FAQ 17: Why is my baby suddenly rejecting the breasts?
When babies reject direct breastfeeding consistently, even if they're really hungry and it's been hours from their previous feed. This is termed as a nursing strike. Nursing strikes are worrisome. During nursing strikes and teething is not a great time to introduce new ideas and ask the baby to stretch their skill-set. Using consistent, usually effective relaxed strategies to offer milk to baby usually gets them through the challenge.
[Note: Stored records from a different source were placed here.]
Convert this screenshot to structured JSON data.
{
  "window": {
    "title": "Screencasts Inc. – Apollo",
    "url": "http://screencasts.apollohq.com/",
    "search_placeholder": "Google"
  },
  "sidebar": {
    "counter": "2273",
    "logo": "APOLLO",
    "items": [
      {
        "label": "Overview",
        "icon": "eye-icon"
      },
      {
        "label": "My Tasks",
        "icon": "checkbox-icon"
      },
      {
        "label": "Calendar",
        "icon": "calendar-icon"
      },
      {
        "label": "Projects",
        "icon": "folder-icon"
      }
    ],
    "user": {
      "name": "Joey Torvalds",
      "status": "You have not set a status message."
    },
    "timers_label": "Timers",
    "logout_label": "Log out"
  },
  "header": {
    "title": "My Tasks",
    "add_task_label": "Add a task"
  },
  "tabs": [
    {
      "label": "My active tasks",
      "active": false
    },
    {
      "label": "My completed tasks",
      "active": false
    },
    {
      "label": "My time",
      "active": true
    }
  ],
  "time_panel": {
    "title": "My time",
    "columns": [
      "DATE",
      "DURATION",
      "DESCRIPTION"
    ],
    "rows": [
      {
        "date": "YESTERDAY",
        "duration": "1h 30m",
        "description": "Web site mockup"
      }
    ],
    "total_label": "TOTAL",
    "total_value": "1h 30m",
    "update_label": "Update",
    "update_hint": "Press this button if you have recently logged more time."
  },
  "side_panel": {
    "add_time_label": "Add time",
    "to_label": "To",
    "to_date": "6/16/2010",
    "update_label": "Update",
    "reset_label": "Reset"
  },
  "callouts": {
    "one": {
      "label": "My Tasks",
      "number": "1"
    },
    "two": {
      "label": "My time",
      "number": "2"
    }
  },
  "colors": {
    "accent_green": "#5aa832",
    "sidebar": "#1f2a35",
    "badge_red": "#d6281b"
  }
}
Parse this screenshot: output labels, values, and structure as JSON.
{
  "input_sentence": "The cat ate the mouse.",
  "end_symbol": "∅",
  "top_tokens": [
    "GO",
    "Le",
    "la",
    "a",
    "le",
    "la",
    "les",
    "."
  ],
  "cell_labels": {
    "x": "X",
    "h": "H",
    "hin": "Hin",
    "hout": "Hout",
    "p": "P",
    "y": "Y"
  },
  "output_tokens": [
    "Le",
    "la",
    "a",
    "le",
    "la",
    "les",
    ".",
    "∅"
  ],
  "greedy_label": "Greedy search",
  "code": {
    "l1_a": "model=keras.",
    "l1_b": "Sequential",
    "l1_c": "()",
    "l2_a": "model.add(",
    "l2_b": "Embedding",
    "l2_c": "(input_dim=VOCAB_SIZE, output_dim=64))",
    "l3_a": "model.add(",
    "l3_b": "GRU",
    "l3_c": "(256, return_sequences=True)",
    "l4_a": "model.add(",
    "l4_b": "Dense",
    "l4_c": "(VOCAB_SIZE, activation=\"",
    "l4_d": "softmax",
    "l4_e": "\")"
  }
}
Offering to nurse while the baby is sleeping is sometimes effective as it calls on their inborn feeding reflexes.
Just on the chance that it works for you too, one of my babies hated cold while teething and preferred warmth! (I actually understand this since I too am sensitive to cold!)
The baths and offering in a very relaxed manner or while you are doing things such as rocking or walking can also provide an opportunity for baby to latch comfortably.
Some of the reasons could be
1) If the baby is ill (ear infection, hand, foot, mouth disease, teething, etc.)
2) If there's an overactive letdown
3) If the baby was startled at the breast (e.g., by mom yelping if bitten, etc.)
4) If the baby has been forced to nurse
5) If the baby was vaccinated
Nursing strikes generally last a few days, but there are cases where it could go on for longer periods as well. If babies stop nursing prior to 18 months of age, it's probably a nursing strike and shouldn't be considered as the baby self-weaning.
If your baby is on a nursing strike,
1) Make sure baby is feeding sufficiently, either by offering the breast when the baby is sleepy or offering expressed milk. Try not to use a bottle at this time. Open cups, shot glasses, straw cups, spoons, paalada are all options that can be used.
2) Keep an eye on the baby's pee count. That’s your best bet to check if the baby is getting enough.
3) Make sure that your supply is maintained, by feeding the baby regularly, pumping or hand expressing
4) Gently encourage the baby to return to the breast. Do lot of skin to skin. Never force the baby to latch.
The following scenarios are not nursing strikes.
1) At around 3-5 months of age, babies get distracted and don’t nurse as often as they used to. Offer in a dark and boring place. They also get more efficient at nursing around the same time. It’s nothing to worry if the baby has 6+ wet nappies.
2) Changes in nursing patterns, like nursing fewer times once solids are introduced. It can be due to offering too many solid meals.
3) Baby rejecting the breast after bottle feed has been introduced. Babies tend to prefer the fast flow from the bottle, compared to putting effort to suck from the breast and hence reject the breast.